G.C. Notley company’s purchased the schooner Confianza, and a second ship named the Acme from San Francisco to pick up cargo at Notley’s Landing, including 400 cords of tanbark destined for San Francisco in 1904.

The cabin at the mouth of Palo Colorado Canyon still stands. The side of the home facing Highway 1 used to be the rear of the building when the original wagon road ran on the eastern side of the building. William and Godfrey Notley built a landing to ship lumber and to receive goods at the location. It was used heavily between 1903 and 1907, and a small settlement grew up around it for a few years. But as the supply of readily harvestable tanbark and redwood dwindled, the doghole port was little used. It was abandoned in 1937 when Highway 1 was completed.

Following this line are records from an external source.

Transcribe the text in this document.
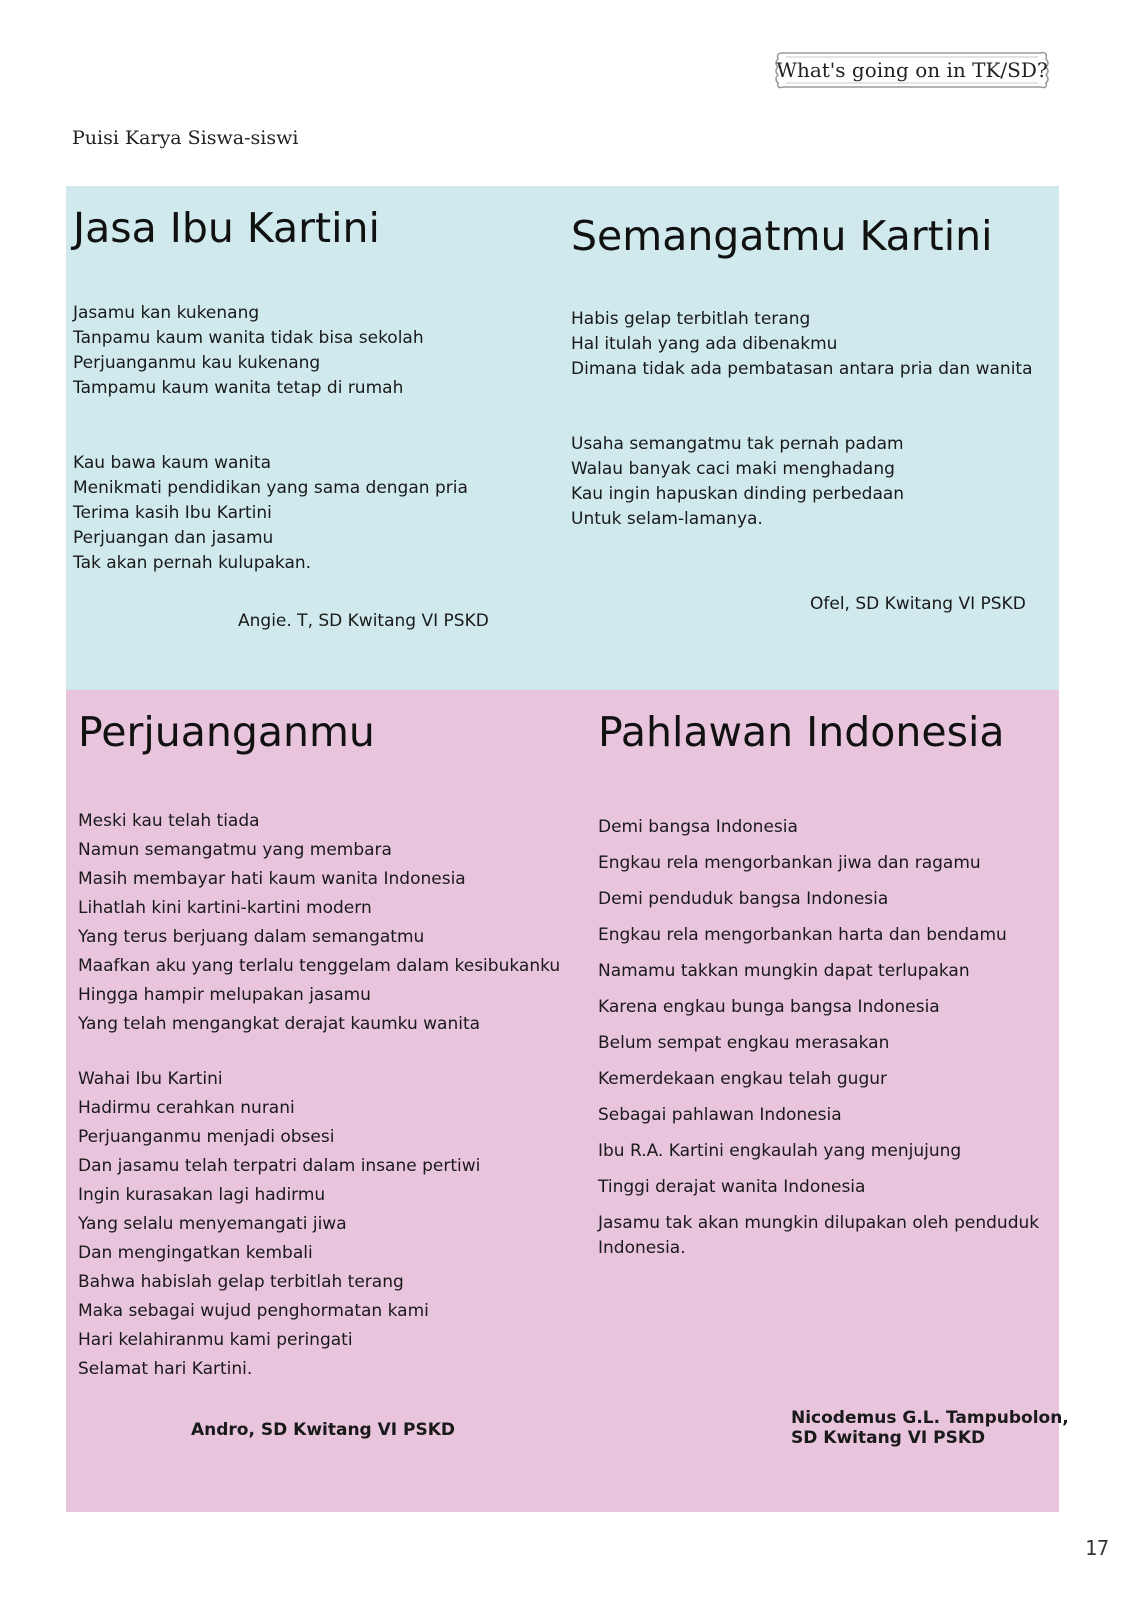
What's going on in TK/SD?
Puisi Karya Siswa-siswi
Jasa Ibu Kartini
Jasamu kan kukenang
Tanpamu kaum wanita tidak bisa sekolah
Perjuanganmu kau kukenang
Tampamu kaum wanita tetap di rumah
Kau bawa kaum wanita
Menikmati pendidikan yang sama dengan pria
Terima kasih Ibu Kartini
Perjuangan dan jasamu
Tak akan pernah kulupakan.
Angie. T, SD Kwitang VI PSKD
Semangatmu Kartini
Habis gelap terbitlah terang
Hal itulah yang ada dibenakmu
Dimana tidak ada pembatasan antara pria dan wanita
Usaha semangatmu tak pernah padam
Walau banyak caci maki menghadang
Kau ingin hapuskan dinding perbedaan
Untuk selam-lamanya.
Ofel, SD Kwitang VI PSKD
Perjuanganmu
Meski kau telah tiada
Namun semangatmu yang membara
Masih membayar hati kaum wanita Indonesia
Lihatlah kini kartini-kartini modern
Yang terus berjuang dalam semangatmu
Maafkan aku yang terlalu tenggelam dalam kesibukanku
Hingga hampir melupakan jasamu
Yang telah mengangkat derajat kaumku wanita
Wahai Ibu Kartini
Hadirmu cerahkan nurani
Perjuanganmu menjadi obsesi
Dan jasamu telah terpatri dalam insane pertiwi
Ingin kurasakan lagi hadirmu
Yang selalu menyemangati jiwa
Dan mengingatkan kembali
Bahwa habislah gelap terbitlah terang
Maka sebagai wujud penghormatan kami
Hari kelahiranmu kami peringati
Selamat hari Kartini.
Andro, SD Kwitang VI PSKD
Pahlawan Indonesia
Demi bangsa Indonesia
Engkau rela mengorbankan jiwa dan ragamu
Demi penduduk bangsa Indonesia
Engkau rela mengorbankan harta dan bendamu
Namamu takkan mungkin dapat terlupakan
Karena engkau bunga bangsa Indonesia
Belum sempat engkau merasakan
Kemerdekaan engkau telah gugur
Sebagai pahlawan Indonesia
Ibu R.A. Kartini engkaulah yang menjujung
Tinggi derajat wanita Indonesia
Jasamu tak akan mungkin dilupakan oleh penduduk
Indonesia.
Nicodemus G.L. Tampubolon,
SD Kwitang VI PSKD
17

During Prohibition, a dance hall was located just south of the landing, "the wildest dance hall on the coast", according to Big Sur historian Jeff Norman. "During the Prohibition era, the landing served the needs of Carmel's drought-stricken populace. It was conveniently close, but just outside the effective limits of police scrutiny." The bar developed a notorious reputation, and "was frequented by the lime kiln workers, mainly Italians, and every Sunday morning dead Italians would be found in the woods."

Except for the Swetnam cabin, all of the buildings have burned or been dismantled. The concrete foundation of the hoist is still visible.

== Current use ==

In 2001, the Big Sur Land Trust bought the approximately 6 acre site 11 miles south of Carmel for just under $1 million from Rose Ulman, whose family had owned it for several decades. The trust received financial support from the Catherine L. and Robert O. McMahan Foundation, the Barnet J. Segal Charitable Trust, and the Robert V. Brown and Patricia M. Brown Monterey Fund. They announced they intended to open it to the public with hiking trails, although as of 2022 the site is still fenced and closed to the public.